This post may come off a little negative, but that’s not how it’s intended. I’ve been giving a lot of thought lately to why SWTOR didn’t grab me, or rather, it did, but couldn’t keep me. One of the major issues I had wasn’t really an issue at all, but is just how gamers perceive things. There are a lot of ‘things’ that I’m used to having in games, thanks to those who have been around for 5+ years. I realize it’s incredibly unfair to judge a game that releases today against a game that has been around for many years because after all that game has had time to grow – but – as a gamer, we are not interested in how things were 5 years ago, or how they will be 5 years from now. What we are interested in (and I use the term ‘we’ loosely here before someone throws a fit) is what is available NOW. At this exact moment that we are playing. If I can play a game that offers me 5 things that I really want from my video game, as opposed to a game that offers me 9 things that I really want from my video game, which game do you think I’m going to play? It doesn’t matter how old or how new a game is – in order to KEEP me playing, it’s going to have to appeal to those things on my list, and lets face it, the older games have had more time to work out what those ‘things’ are and to add them.

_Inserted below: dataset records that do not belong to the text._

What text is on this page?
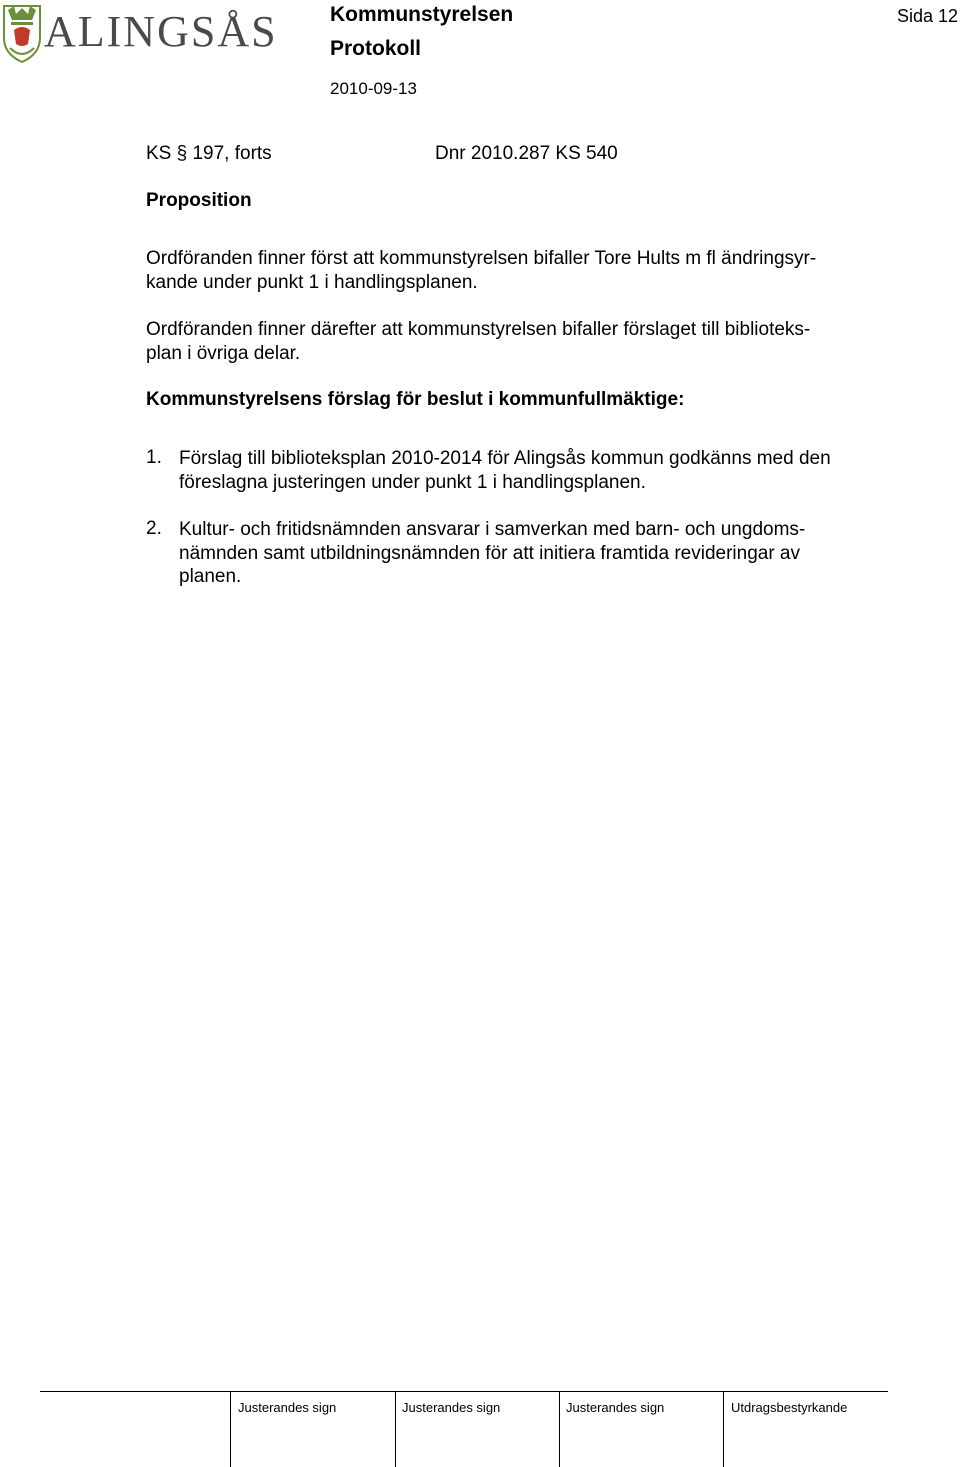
ALINGSÅS Kommunstyrelsen
Protokoll
2010-09-13
Sida 12
KS § 197, forts	Dnr 2010.287 KS 540
Proposition
Ordföranden finner först att kommunstyrelsen bifaller Tore Hults m fl ändringsyr-
kande under punkt 1 i handlingsplanen.
Ordföranden finner därefter att kommunstyrelsen bifaller förslaget till biblioteks-
plan i övriga delar.
Kommunstyrelsens förslag för beslut i kommunfullmäktige:
1. Förslag till biblioteksplan 2010-2014 för Alingsås kommun godkänns med den
föreslagna justeringen under punkt 1 i handlingsplanen.
2. Kultur- och fritidsnämnden ansvarar i samverkan med barn- och ungdoms-
nämnden samt utbildningsnämnden för att initiera framtida revideringar av
planen.
Justerandes sign	Justerandes sign	Justerandes sign	Utdragsbestyrkande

I feel very strongly that in order to actually compete with games that are 5-10 years old, games that are being released today need to take that progress into account. Dusty made a very good point yesterday regarding SWTOR – if you are leveling alts you can’t simply say “well, I leveled in Balmorra last time, so this time I’ll go to planet X instead.” There’s no alternate rout for you to bring your characters, where as (as an example) in EQ2 if you leveled in Thundering steppes last time, you’re more than welcome to head to Nektulos Forest. Or Butcherblock Mountains. Or do dungeons. In WoW you also have the choice of where to spend your time. In Rift? Not so much. SWTOR? Also not so much. Again this is an unfair comparison and I know it is, because the two later games are much newer, and thus haven’t had the time to add new content – but that’s simply how it is. In order to compete with games that are 5-10 years old, you must think of yourself as one of those games. I realize that there’s only so much manpower a company can dedicate to a game, and I also realize that this is pretty much an impossible task – but for us selfish gamers, that’s how we’re thinking. We’re going to constantly compare any new game to those we have played previously. Those older games have already gotten their hands on us, we’ve already got ties to them – new games need a way to get those hands on us in a MUCH faster way, so that we’ll stay.
When it comes down to it, that’s why SWTOR didn’t have the staying power required for me to keep playing. Were the stories amazing? Sure they were, I loved them. I loved having choices for my characters to make. I experienced very few bugs (personally, I know others have a long list of bugs), and datacrons and exploration were fun. The problem is (aside from the story lines and character choices) I can get those things in any other game on my list, plus more sandbox features which is key to me sticking around in any game. I play alts, they need choices that will be different from my mains. Sure, I can choose a different *story* for them, but they’re basically doing the exact same things (as long as we’re the same factions) as my main, minus the class quests. They’re visiting the same zones, collecting the same datacrons, and when I dislike a zone like Balmorra (those lifts.. that map.. OUCH) I have no alternate rout. Now, maybe game companies have given up on trying to retain players and instead are working to build up their first-time sales, which is completely fine if that’s the way they’re trying to operate. Obviously that’s not how I’d prefer things done but hey I’m not a gaming company trying to make money, I’m just a player.
Anyhow, those were just some of my thoughts on player retention. As always, happy gaming, no matter where you find yourself!